Ia mengatakan, sentimen sentimen dunia nan tetap dipenuhi ketidakpastian geopolitik serta penguatan dolar AS menjadi aspek utama nan membayangi pergerakan mata duit Garuda.
"Kemudian jika rupiah sendiri, kemungkinan besar dalam perdagangan di minggu depan itu di 17.550," ujarnya dalam pernyataan resmi, Minggu (3/5/2026).
Menurut dia, penguatan dolar AS didorong meningkatnya permintaan aset safe haven di tengah memanasnya bentrok geopolitik, terutama di area Timur Tengah. Kondisi tersebut mendorong penanammodal dunia keluar dari aset berisiko di negara berkembang dan beranjak ke dolar AS.
"Apa nan menyebabkan indeks dolar menguat, ada beberapa faktor. Memang nan paling utama adalah geopolitik, tapi tetap ada perpolitikan di Amerika, perang dagang, kebijakan bank sentral, dan supply dan demand," lanjutnya.

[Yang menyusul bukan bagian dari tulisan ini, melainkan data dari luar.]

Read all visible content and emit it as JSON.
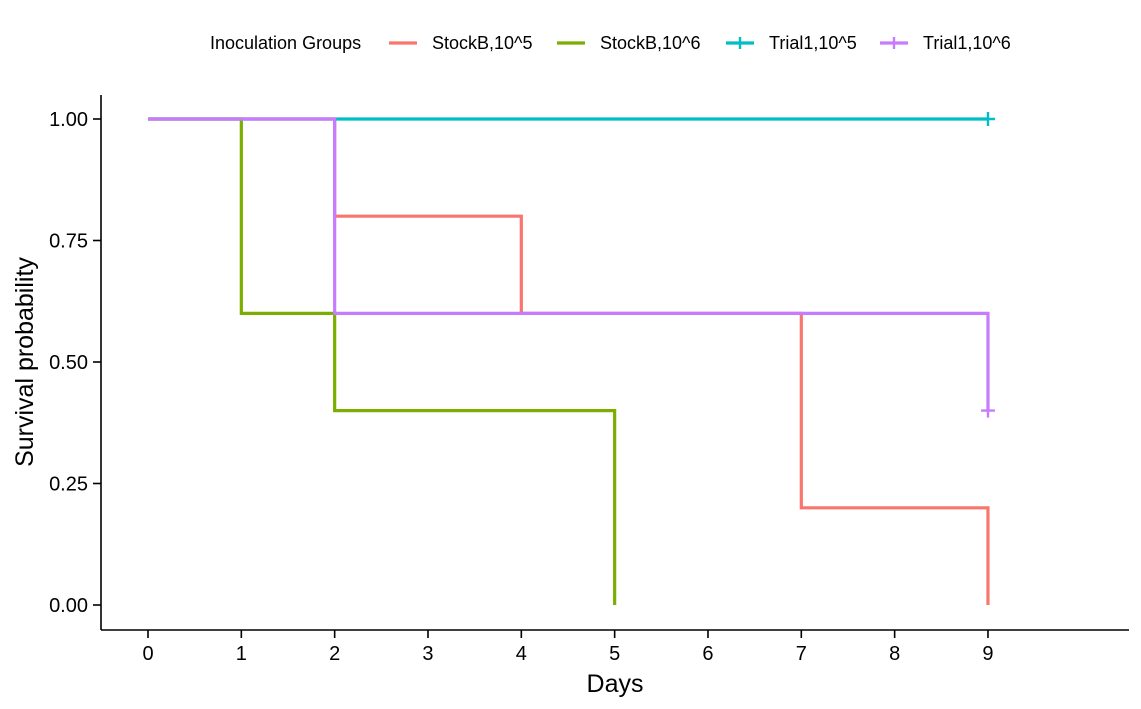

Selain aspek geopolitik, Ibrahim menilai kebijakan perdagangan Amerika Serikat juga berpotensi menambah tekanan pasar. Rencana maupun penerapan tarif impor baru terhadap sejumlah mitra jual beli dinilai dapat meningkatkan ketegangan jual beli dunia dan memicu volatilitas pasar keuangan.